Unroll the crescent roll dough on a lightly-floured piece of parchment paper. Pinch together any seams so that you have a smooth rectangle with no holes. Flip the dough over and repeat. Transfer the parchment with the dough to a baking sheet.
Brush the dough with 1 tablespoon melted butter and top with the apple mixture, leaving a ½-inch border. Starting with the short end nearest to you, gently roll the dough into a log and place seam side down, pinching together any small tears as you go. Make 8 cuts in the dough, slicing almost to the bottom but not cutting all the way through, creating 1-inch thick rolls.

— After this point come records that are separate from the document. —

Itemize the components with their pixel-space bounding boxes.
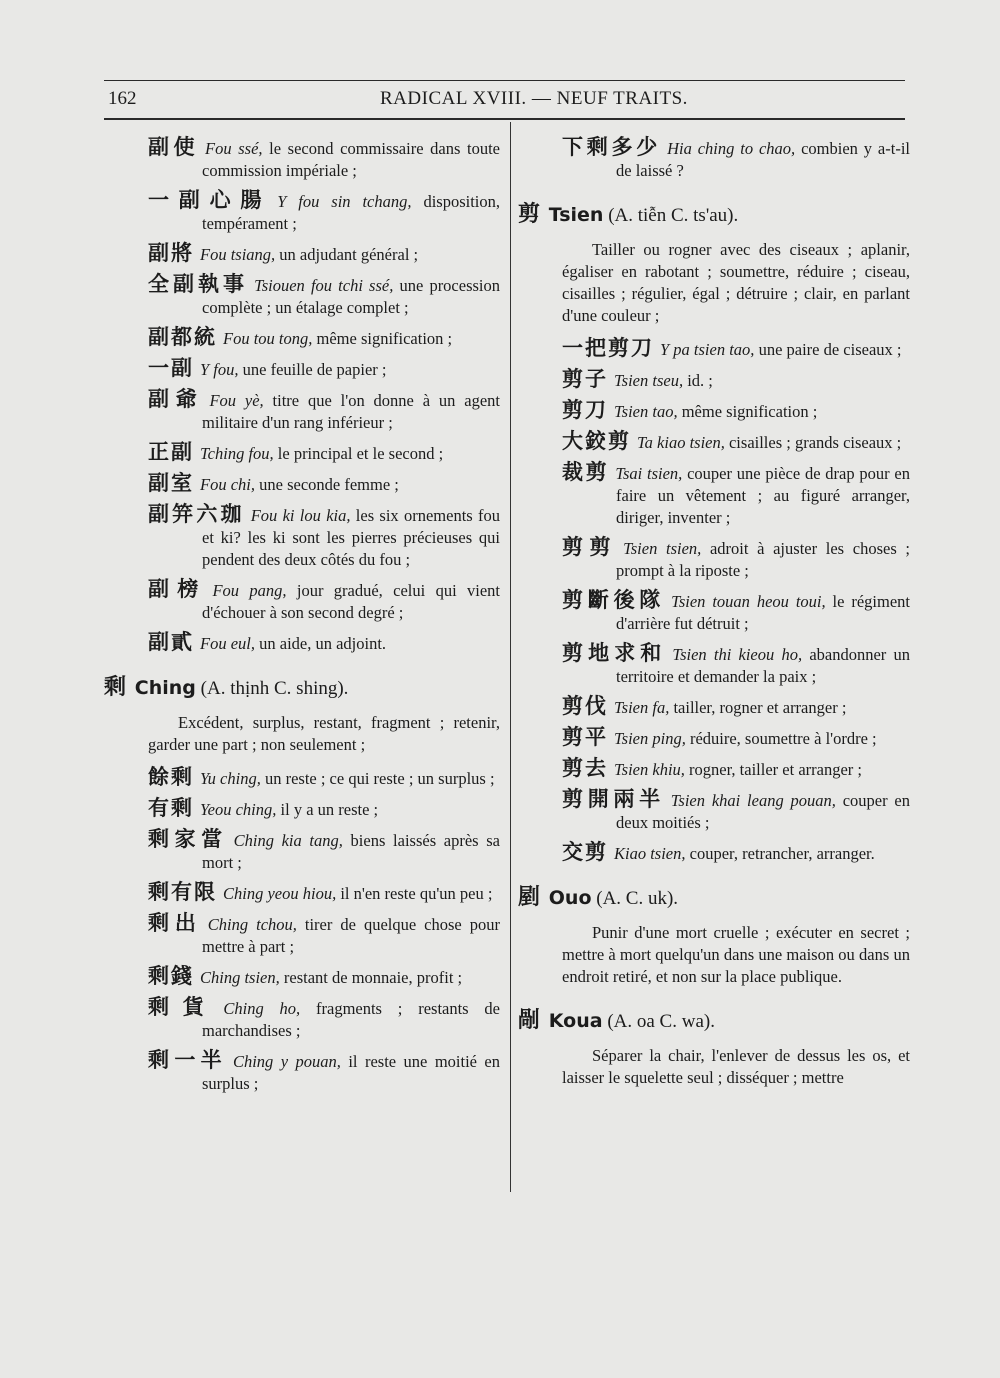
entry-definition: abandonner un territoire et demander la paix ; (616, 645, 911, 686)
entry-definition: le second commissaire dans toute commission impériale ; (202, 139, 501, 180)
entry-chinese: 剪子 (562, 367, 608, 391)
dictionary-entry (104, 136, 500, 182)
entry-chinese: 副貳 (148, 630, 194, 654)
dictionary-entry (518, 841, 910, 865)
right-entries-ching (518, 136, 910, 182)
entry-romanization: Y fou, (200, 360, 239, 379)
entry-chinese: 剩家當 (148, 827, 228, 851)
dictionary-entry (104, 472, 500, 496)
entry-chinese: 剪去 (562, 756, 608, 780)
entry-chinese: 一副心腸 (148, 188, 272, 212)
dictionary-entry (104, 326, 500, 350)
entry-chinese: 剪伐 (562, 694, 608, 718)
definition-ching: Excédent, surplus, restant, fragment ; retenir, garder une part ; non seulement ; (148, 713, 500, 754)
dictionary-entry (518, 642, 910, 688)
entry-definition: adroit à ajuster les choses ; prompt à la riposte ; (616, 539, 911, 580)
entry-chinese: 餘剩 (148, 765, 194, 789)
page-number: 162 (108, 88, 137, 109)
entry-definition: cisailles ; grands ciseaux ; (724, 433, 902, 452)
entry-romanization: Tsien khiu, (614, 760, 685, 779)
dictionary-entry (104, 881, 500, 905)
entry-chinese: 剩一半 (148, 1048, 227, 1072)
entry-chinese: 大鉸剪 (562, 429, 631, 453)
entry-chinese: 全副執事 (148, 272, 249, 296)
entry-chinese: 剪平 (562, 725, 608, 749)
entry-definition: un aide, un adjoint. (255, 634, 387, 653)
entry-romanization: Fou yè, (209, 391, 264, 410)
dictionary-entry (104, 357, 500, 381)
entry-definition: tirer de quelque chose pour mettre à part ; (202, 915, 500, 956)
header-rule-bottom (104, 118, 905, 120)
entry-romanization: Tsiouen fou tchi ssé, (254, 276, 394, 295)
headword-tsien: 剪 Tsien (A. tiễn C. ts'au). (518, 202, 739, 227)
dictionary-entry (104, 189, 500, 235)
entry-romanization: Tsien fa, (614, 698, 670, 717)
entry-romanization: Tsien ping, (614, 729, 686, 748)
entry-definition: combien y a-t-il de laissé ? (616, 139, 910, 180)
entry-definition: disposition, tempérament ; (202, 192, 500, 233)
entry-chinese: 副將 (148, 241, 194, 265)
entry-romanization: Tsien thi kieou ho, (672, 645, 803, 664)
entry-definition: même signification ; (677, 402, 818, 421)
entry-definition: restant de monnaie, profit ; (279, 968, 463, 987)
left-entries-fou (104, 136, 500, 655)
entry-chinese: 一把剪刀 (562, 336, 654, 360)
dictionary-entry (104, 766, 500, 790)
dictionary-entry (518, 788, 910, 834)
right-column (518, 136, 910, 1099)
entry-romanization: Fou ssé, (205, 139, 263, 158)
entry-definition: un adjudant général ; (275, 245, 419, 264)
entry-chinese: 剩貨 (148, 995, 218, 1019)
dictionary-entry (518, 399, 910, 423)
left-entries-ching (104, 766, 500, 1095)
dictionary-entry (104, 965, 500, 989)
entry-chinese: 副使 (148, 135, 200, 159)
entry-romanization: Ching tchou, (207, 915, 297, 934)
entry-definition: une feuille de papier ; (238, 360, 387, 379)
dictionary-entry (518, 589, 910, 635)
dictionary-entry (104, 828, 500, 874)
entry-definition: réduire, soumettre à l'ordre ; (685, 729, 877, 748)
entry-chinese: 剪剪 (562, 535, 618, 559)
entry-chinese: 下剩多少 (562, 135, 662, 159)
entry-chinese: 裁剪 (562, 460, 610, 484)
entry-definition: couper, retrancher, arranger. (685, 844, 875, 863)
dictionary-entry (518, 757, 910, 781)
headword-koua: 剮 Koua (A. oa C. wa). (518, 1008, 715, 1033)
dictionary-entry (518, 136, 910, 182)
entry-definition: jour gradué, celui qui vient d'échouer à son second degré ; (202, 581, 500, 622)
entry-definition: fragments ; restants de marchandises ; (202, 999, 501, 1040)
entry-romanization: Ching yeou hiou, (223, 884, 337, 903)
entry-romanization: Ching ho, (223, 999, 301, 1018)
definition-ouo: Punir d'une mort cruelle ; exécuter en secret ; mettre à mort quelqu'un dans une maison ou dans un endroit retiré, et non sur la place publique. (562, 923, 910, 986)
entry-chinese: 副榜 (148, 577, 207, 601)
entry-romanization: Ta kiao tsien, (637, 433, 725, 452)
entry-romanization: Fou tsiang, (200, 245, 276, 264)
entry-definition: une procession complète ; un étalage complet ; (202, 276, 501, 317)
entry-definition: une seconde femme ; (255, 475, 399, 494)
entry-romanization: Yu ching, (200, 769, 261, 788)
dictionary-entry (104, 578, 500, 624)
entry-romanization: Tsien tao, (614, 402, 678, 421)
entry-romanization: Ching kia tang, (233, 831, 343, 850)
entry-chinese: 副室 (148, 471, 194, 495)
column-separator (510, 122, 511, 1192)
entry-chinese: 剪刀 (562, 398, 608, 422)
entry-romanization: Tsien touan heou toui, (671, 592, 826, 611)
entry-chinese: 剩錢 (148, 964, 194, 988)
dictionary-entry (104, 503, 500, 571)
entry-chinese: 剪斷後隊 (562, 588, 666, 612)
definition-koua: Séparer la chair, l'enlever de dessus les os, et laisser le squelette seul ; disséquer ; mettre (562, 1046, 910, 1087)
dictionary-entry (518, 461, 910, 529)
dictionary-entry (104, 388, 500, 434)
entry-chinese: 剪開兩半 (562, 787, 665, 811)
entry-romanization: Hia ching to chao, (667, 139, 796, 158)
entry-chinese: 正副 (148, 440, 194, 464)
entry-chinese: 副爺 (148, 387, 204, 411)
entry-definition: il n'en reste qu'un peu ; (336, 884, 493, 903)
entry-chinese: 剩出 (148, 911, 202, 935)
dictionary-entry (518, 368, 910, 392)
entry-romanization: Tching fou, (200, 444, 274, 463)
right-entries-tsien (518, 337, 910, 865)
entry-romanization: Fou tou tong, (223, 329, 313, 348)
entry-chinese: 有剩 (148, 796, 194, 820)
dictionary-entry (104, 996, 500, 1042)
entry-definition: titre que l'on donne à un agent militaire d'un rang inférieur ; (202, 391, 500, 432)
entry-romanization: Fou eul, (200, 634, 255, 653)
dictionary-entry (518, 536, 910, 582)
entry-chinese: 一副 (148, 356, 194, 380)
entry-definition: il y a un reste ; (276, 800, 379, 819)
entry-definition: il reste une moitié en surplus ; (202, 1052, 501, 1093)
definition-tsien: Tailler ou rogner avec des ciseaux ; aplanir, égaliser en rabotant ; soumettre, réduire ; ciseau, cisailles ; régulier, égal ; détruire ; clair, en parlant d'une couleur ; (562, 240, 910, 325)
entry-definition: un reste ; ce qui reste ; un surplus ; (260, 769, 495, 788)
dictionary-entry (104, 1049, 500, 1095)
headword-ching: 剩 Ching (A. thịnh C. shing). (104, 675, 349, 700)
entry-romanization: Tsien tseu, (614, 371, 684, 390)
entry-chinese: 副笄六珈 (148, 502, 245, 526)
header-rule-top (104, 80, 905, 81)
entry-romanization: Yeou ching, (200, 800, 277, 819)
left-column (104, 136, 500, 1102)
entry-romanization: Ching y pouan, (232, 1052, 341, 1071)
dictionary-entry (104, 441, 500, 465)
dictionary-entry (104, 797, 500, 821)
entry-romanization: Fou ki lou kia, (250, 506, 351, 525)
entry-definition: les six ornements fou et ki? les ki sont les pierres précieuses qui pendent des deux côtés du fou ; (202, 506, 501, 569)
entry-definition: tailler, rogner et arranger ; (669, 698, 847, 717)
dictionary-entry (518, 430, 910, 454)
entry-romanization: Fou pang, (212, 581, 287, 600)
entry-definition: une paire de ciseaux ; (754, 340, 902, 359)
entry-chinese: 交剪 (562, 840, 608, 864)
entry-definition: même signification ; (312, 329, 453, 348)
dictionary-entry (104, 631, 500, 655)
dictionary-entry (104, 242, 500, 266)
dictionary-entry (104, 273, 500, 319)
entry-definition: couper en deux moitiés ; (616, 791, 911, 832)
headword-ouo: 剭 Ouo (A. C. uk). (518, 885, 679, 910)
entry-definition: le principal et le second ; (273, 444, 444, 463)
entry-definition: rogner, tailler et arranger ; (684, 760, 862, 779)
dictionary-entry (518, 726, 910, 750)
dictionary-entry (518, 337, 910, 361)
running-title: RADICAL XVIII. — NEUF TRAITS. (380, 88, 688, 109)
entry-chinese: 剩有限 (148, 880, 217, 904)
entry-romanization: Ching tsien, (200, 968, 280, 987)
entry-definition: couper une pièce de drap pour en faire un vêtement ; au figuré arranger, diriger, inventer ; (616, 464, 910, 527)
entry-definition: biens laissés après sa mort ; (202, 831, 500, 872)
entry-romanization: Kiao tsien, (614, 844, 686, 863)
entry-romanization: Tsai tsien, (615, 464, 683, 483)
entry-romanization: Y fou sin tchang, (277, 192, 412, 211)
entry-definition: le régiment d'arrière fut détruit ; (616, 592, 910, 633)
entry-chinese: 副都統 (148, 325, 217, 349)
entry-romanization: Tsien khai leang pouan, (670, 791, 836, 810)
entry-romanization: Y pa tsien tao, (660, 340, 755, 359)
entry-chinese: 剪地求和 (562, 641, 667, 665)
entry-romanization: Fou chi, (200, 475, 255, 494)
entry-definition: id. ; (683, 371, 713, 390)
dictionary-entry (104, 912, 500, 958)
dictionary-entry (518, 695, 910, 719)
entry-romanization: Tsien tsien, (623, 539, 702, 558)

Gently lay the far right roll flat on the parchment paper. Continue with the next few so that the rolls are overlapping each other, forming a semi-circle as you go. When you get to the center roll, lay it the opposite direction. Coil the log in a circular wreath, shaping as you go and tucking the end of the last roll under the first. Brush with remaining tablespoon of butter. Transfer to a baking sheet.
Make the crumbs: In a small bowl, combine the brown sugar, cinnamon, ginger, salt, and melted butter until combined. Stir in flour until clumps form (the mixture should hold its shape when squeezed). Break into large crumbs with your fingers and scatter over twist.
Bake, rotating halfway through, until the twist is golden brown, 25 to 30 minutes. Cover with foil and continue baking until the apples are soft when pierced with a fork, about 10 more minutes. Serve warm.